Workers’ Responsibilities
Since the end of 1918 there have been numerous appeals by our masters and their agents through the columns of the daily Press to the working class to cease waging a struggle on the industrial field for improved conditions. Have they not told us of their grave difficulties through the world economic crisis, and their endeavour on our behalf to obtain contracts—even at a loss— in order to give us work?
They have reminded us of the “brotherly” feeling prevalent during the war and in the trenches, and exhorted us to live it all over again in the “piping times of peace.”
Objections are sometimes raised that the Socialist Party is too destructive in its criticisms of the part played by the officials of the Trade Union movement and the leaders of the Parliamentary Labour Party, but any worker recognising the conflict of interests between the capitalist class and the workers realises there can be no community of interests between the robber and the robbed. Trade Union officials who urge the working class to consider the interests of the exploiters are without doubt the enemies of the exploited.
Just recently a small journal was handed to the writer, from which he extracts the following:—
“In addressing a meeting of women workers at York, Miss Margaret Bondfield, M.P. (Parliamentary Secretary to the Ministry of Labour), gave such good advice that we are printing it for the advantage of our readers.
“She said, as a trade unionist, she must urge them to take a full share in the responsibility for the success of the business. The times in which we lived were times of great seriousness to business people. In that factory they had an opportunity of sharing, through their Works Council, in the responsibility for the success of the business. It was a matter of definitely making up their minds to give a certain amount of thought to their work. Their employers desired to make the business a great contributing fact to the welfare of the country, and were trying to get away front the old idea that the only justification for business was to make money for certain members of the firm.

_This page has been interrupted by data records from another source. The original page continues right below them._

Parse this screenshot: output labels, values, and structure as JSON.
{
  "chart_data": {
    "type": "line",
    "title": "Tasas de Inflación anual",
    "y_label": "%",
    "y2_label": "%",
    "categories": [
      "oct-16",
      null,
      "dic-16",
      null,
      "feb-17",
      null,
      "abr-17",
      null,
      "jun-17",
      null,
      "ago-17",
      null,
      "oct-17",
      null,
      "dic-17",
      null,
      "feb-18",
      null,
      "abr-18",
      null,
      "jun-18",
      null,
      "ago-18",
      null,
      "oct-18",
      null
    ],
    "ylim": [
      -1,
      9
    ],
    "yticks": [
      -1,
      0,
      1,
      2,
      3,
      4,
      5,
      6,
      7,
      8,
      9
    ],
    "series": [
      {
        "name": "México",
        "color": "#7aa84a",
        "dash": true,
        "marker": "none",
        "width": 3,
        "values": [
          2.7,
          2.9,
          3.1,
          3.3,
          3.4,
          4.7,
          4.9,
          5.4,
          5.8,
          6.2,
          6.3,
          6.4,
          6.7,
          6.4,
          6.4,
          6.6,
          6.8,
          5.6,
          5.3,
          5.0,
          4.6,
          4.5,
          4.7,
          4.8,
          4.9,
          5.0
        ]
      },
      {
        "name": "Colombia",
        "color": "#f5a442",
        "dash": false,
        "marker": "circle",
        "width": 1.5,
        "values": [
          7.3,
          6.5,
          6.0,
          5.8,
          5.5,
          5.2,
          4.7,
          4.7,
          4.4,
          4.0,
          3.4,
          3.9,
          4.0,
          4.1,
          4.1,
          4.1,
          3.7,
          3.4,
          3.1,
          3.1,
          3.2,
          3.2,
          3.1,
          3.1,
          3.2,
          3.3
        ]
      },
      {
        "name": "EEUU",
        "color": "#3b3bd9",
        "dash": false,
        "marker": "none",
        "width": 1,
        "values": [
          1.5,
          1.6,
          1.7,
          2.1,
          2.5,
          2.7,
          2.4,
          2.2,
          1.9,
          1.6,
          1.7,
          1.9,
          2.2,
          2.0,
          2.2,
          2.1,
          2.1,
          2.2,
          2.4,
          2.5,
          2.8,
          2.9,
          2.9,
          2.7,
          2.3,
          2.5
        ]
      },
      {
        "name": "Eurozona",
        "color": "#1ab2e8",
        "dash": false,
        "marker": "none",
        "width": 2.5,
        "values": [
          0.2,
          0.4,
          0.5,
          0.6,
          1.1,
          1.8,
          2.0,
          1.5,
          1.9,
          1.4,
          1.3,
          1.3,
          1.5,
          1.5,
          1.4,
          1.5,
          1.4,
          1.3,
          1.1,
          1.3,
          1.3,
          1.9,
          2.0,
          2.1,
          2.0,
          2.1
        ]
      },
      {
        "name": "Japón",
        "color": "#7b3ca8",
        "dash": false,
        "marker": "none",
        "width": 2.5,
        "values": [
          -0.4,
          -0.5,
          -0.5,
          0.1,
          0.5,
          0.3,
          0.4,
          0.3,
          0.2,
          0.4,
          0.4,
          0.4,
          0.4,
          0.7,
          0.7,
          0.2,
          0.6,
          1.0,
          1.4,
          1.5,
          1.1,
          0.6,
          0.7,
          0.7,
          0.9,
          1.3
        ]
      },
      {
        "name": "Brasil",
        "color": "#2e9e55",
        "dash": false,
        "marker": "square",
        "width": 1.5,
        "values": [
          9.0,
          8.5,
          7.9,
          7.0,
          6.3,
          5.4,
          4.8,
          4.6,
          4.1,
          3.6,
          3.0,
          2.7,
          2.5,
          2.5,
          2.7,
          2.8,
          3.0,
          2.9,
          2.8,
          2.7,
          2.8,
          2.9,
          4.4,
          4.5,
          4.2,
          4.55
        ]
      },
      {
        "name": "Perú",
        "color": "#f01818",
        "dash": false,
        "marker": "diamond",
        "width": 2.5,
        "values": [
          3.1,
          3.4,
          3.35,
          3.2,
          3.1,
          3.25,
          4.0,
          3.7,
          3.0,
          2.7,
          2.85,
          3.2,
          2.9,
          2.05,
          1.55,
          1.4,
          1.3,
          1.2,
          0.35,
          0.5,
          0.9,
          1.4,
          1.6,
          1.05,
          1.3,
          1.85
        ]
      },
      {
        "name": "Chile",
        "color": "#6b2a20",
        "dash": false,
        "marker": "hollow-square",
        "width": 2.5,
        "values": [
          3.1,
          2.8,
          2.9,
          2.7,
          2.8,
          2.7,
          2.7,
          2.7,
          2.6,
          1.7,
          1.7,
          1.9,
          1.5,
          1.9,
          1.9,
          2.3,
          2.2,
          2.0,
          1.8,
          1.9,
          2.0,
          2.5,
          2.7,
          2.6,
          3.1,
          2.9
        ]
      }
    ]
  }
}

“Then there was the tremendously important matter of their own personal development. It was not merely a question of how to earn their daily bread, but how to use their leisure time. Personally, she liked a good novel and a cowboy film. But that must not be all. She found that what was most interesting was to read about the lives of clever and important people and the biographies of people who had made their mark in the world. They must cultivate a taste so that they could open the doors of literature and so get access to the whole world. In this cultivation of personal character they must seek to serve their generation, and think less about themselves.”
The National Amalgamated Monthly, Aug. 1924.
There, now. Grumble no more. See Tom Mix at the movies, read of clever and important people, such as Horatio Bottomley and Lloyd George, who have made their mark in the world. Cultivate a taste for the literature of a Nat Gould, and all will be well.